How to Read Lead Sheets, Part 01: What Is a Leadsheet?
My goal here is to help aspiring guitarists feel more comfortable and better equipped for gigs, jams, and learning tunes in the practice room. Over the next several articles, I will explain how to read and decipher all of the information on leads sheets while also providing video examples to help you understand how to go from staring at a sheet of paper with music to a song you’ve never heard of before to being able to read the roadmap and play the song in a live setting. By the end of the next several sections, you will be able to look at a lead sheet, understand all of the details, come up with an intro, and play the tune all the way through, including making it through the solo section and successfully ending the tune.
The following series is broken up into the following sections:
Part 01: What is a Lead sheet
Part 02: Before you play the tune
Part 03: Intros and Endings
Part 04: The head in and the head out
Part 05: Comping
Part 06: Solos
Part 07: Putting it all together. Let’s play a tune.

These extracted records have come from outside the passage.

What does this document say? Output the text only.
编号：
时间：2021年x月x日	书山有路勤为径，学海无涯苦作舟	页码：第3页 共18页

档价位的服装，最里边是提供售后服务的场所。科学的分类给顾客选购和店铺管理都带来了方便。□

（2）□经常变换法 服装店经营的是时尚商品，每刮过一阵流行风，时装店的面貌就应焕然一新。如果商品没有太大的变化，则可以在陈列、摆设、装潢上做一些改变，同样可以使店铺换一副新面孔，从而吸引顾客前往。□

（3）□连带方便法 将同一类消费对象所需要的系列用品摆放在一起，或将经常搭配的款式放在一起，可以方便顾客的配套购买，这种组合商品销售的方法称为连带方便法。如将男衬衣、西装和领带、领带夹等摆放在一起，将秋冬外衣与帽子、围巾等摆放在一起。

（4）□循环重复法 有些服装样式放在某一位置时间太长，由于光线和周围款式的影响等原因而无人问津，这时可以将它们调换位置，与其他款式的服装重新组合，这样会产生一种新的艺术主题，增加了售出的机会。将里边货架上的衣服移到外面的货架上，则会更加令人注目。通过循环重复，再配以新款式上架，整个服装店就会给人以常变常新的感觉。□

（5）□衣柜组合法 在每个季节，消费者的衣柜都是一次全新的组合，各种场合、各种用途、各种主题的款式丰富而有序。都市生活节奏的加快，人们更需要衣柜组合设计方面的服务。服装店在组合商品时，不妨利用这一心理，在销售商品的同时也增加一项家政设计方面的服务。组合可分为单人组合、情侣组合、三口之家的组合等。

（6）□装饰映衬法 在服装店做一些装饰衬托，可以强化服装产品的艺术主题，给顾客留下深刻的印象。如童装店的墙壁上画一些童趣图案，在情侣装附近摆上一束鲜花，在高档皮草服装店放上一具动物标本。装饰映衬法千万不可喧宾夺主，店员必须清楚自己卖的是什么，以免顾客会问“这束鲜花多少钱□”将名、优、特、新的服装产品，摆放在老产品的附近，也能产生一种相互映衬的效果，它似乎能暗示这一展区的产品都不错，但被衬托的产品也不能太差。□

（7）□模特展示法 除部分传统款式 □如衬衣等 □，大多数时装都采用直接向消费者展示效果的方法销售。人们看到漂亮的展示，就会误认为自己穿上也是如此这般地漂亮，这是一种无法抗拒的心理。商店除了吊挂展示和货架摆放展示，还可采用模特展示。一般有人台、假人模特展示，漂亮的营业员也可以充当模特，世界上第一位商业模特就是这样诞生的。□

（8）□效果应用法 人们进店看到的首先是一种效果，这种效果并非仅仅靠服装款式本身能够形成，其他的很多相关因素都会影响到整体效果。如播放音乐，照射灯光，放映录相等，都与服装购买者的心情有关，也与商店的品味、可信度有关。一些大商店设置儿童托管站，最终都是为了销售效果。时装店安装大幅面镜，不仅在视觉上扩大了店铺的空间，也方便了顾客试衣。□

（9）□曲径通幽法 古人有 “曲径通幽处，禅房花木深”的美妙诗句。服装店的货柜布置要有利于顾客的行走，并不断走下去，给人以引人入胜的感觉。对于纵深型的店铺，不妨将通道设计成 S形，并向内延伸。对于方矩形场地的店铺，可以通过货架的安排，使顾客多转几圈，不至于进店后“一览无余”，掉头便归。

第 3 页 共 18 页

Part 01: WHAT IS A LEAD SHEET?
Lead Sheets are transcriptions of songs or tunes that contain the melody, harmony and the basic information required to play the piece; even if you haven't ever heard it before. Think of a lead sheet as an outline of instructions for how to play a song. They are loose guides on how to play something and typically leave many performance choices entirely up to the performer(s).
Lead sheets are incredible learning resources and can also be a lifeline on a gig if you don't know a bunch of Jazz standards by heart, yet.
The Real Book, A collection of Lead Sheets
The Real Book has an iconic history in the Jazz world.
The first Real Books were illegal copies of charts made by students at Berklee College of Music in the 1970s that you could only get a copy of if you knew the right person.
Here is an excerpt about the history of real books as stated in the official real book website that explains how it all went down.
In 1975, a few students at the Berklee College of Music in Boston, Massachusetts, tired of the illegible and somewhat irrelevant fake books available to music students at the time, set about transcribing popular jazz tunes pertinent to the time into handwritten charts. Riffing on the title of a popular Cambridge street paper called the Real Paper and the concept of taking “fake” books to the next level, the Real Book was born.
Word of this new compendium spread quickly in music circles, and demand grew exponentially, with the Real Book finding its way into the hands of jazz musicians all over the world. As demand grew, legions of bootleggers began making their own copies and selling them “black market” style on street corners near music schools or from under the counter at local music shops—a practice that would go on for nearly 30 years, as the Real Book eventually became the unofficially best-selling jazz songbook of all time.
In 2003, sheet music publishing giant Hal Leonard Corporation began securing the rights to nearly all of the songs in the original Real Book and in September 2004 released the world’s first legitimate versions of these treasured volumes. Staying true to the original “homemade” feel of the Real Book, these new licensed versions featured the same logo, cover design, and typefaces inside—they even created a font to match the book’s “handwritten” titles—with a nearly identical song list. Perhaps most impressively, Hal Leonard was able to release the licensed version of the Real Book at an even lower price than the originals sold for, virtually putting the bootleggers out of business.”
You can read more about the history of real books here.
HERE’s HOW TO GET YOUR HANDS ON A REAL BOOK
These days, you can find real books for pretty much all genres and instruments inexpensively at local music instrument stores or online, .PDFs, and as Apps and other interactive learning software. It doesn’t matter what form(s) your real book comes in as long as you feel comfortable incorporating it into your practice routine. Although I prefer to have a paper chart, over the years I have needed charts in all forms and in all kinds of scenarios between the practice room and the stage and so will you!
First, nothing beats wearing the cover off of the classic Paper plastic bound Real Book after years of making notes and dog-earing pages. There is anew Official Real Book website that has all of the books and downloads you need!
There are several Apps for having real books in any key right on your phone that are very popular these days. They are very handy to have on your phone in case you happen to find yourself in a situation where you either don’t know a particular tune or don’t feel comfortable transcribing something into a different key on the fly for vocalists. I would recommend iReal Pro. It is available for Apple and Android and is inexpensive for the value.
.PDF versions of real books come in handy when you need to print out charts for a specific set list and don’t want to have to flip pages or want to study a chart, but don’t want to draw all over your book. There are a few different websites that sell downloads of packages, including the official website or you can Message me if you need assistance locating .PDF versions of all of the Real Books.
Disclaimer: While you should definitely utilize ever resource available to you for your own learning and development, don’t let sheet music become a crutch to your ear and your musicianship. There are nuances in music that you will never be able to learn from a book alone. You do not typically find a whole lot of information concerning chord voicings, intros, endings, melodic embellishments, and soloing in real books. And, often times, when these are included, they are often inaccurate or only relevant to a specific recording. Nothing will ever beat the experience and musical abilities that you gain through learning from recordings, playing live and listening the music that you are learning.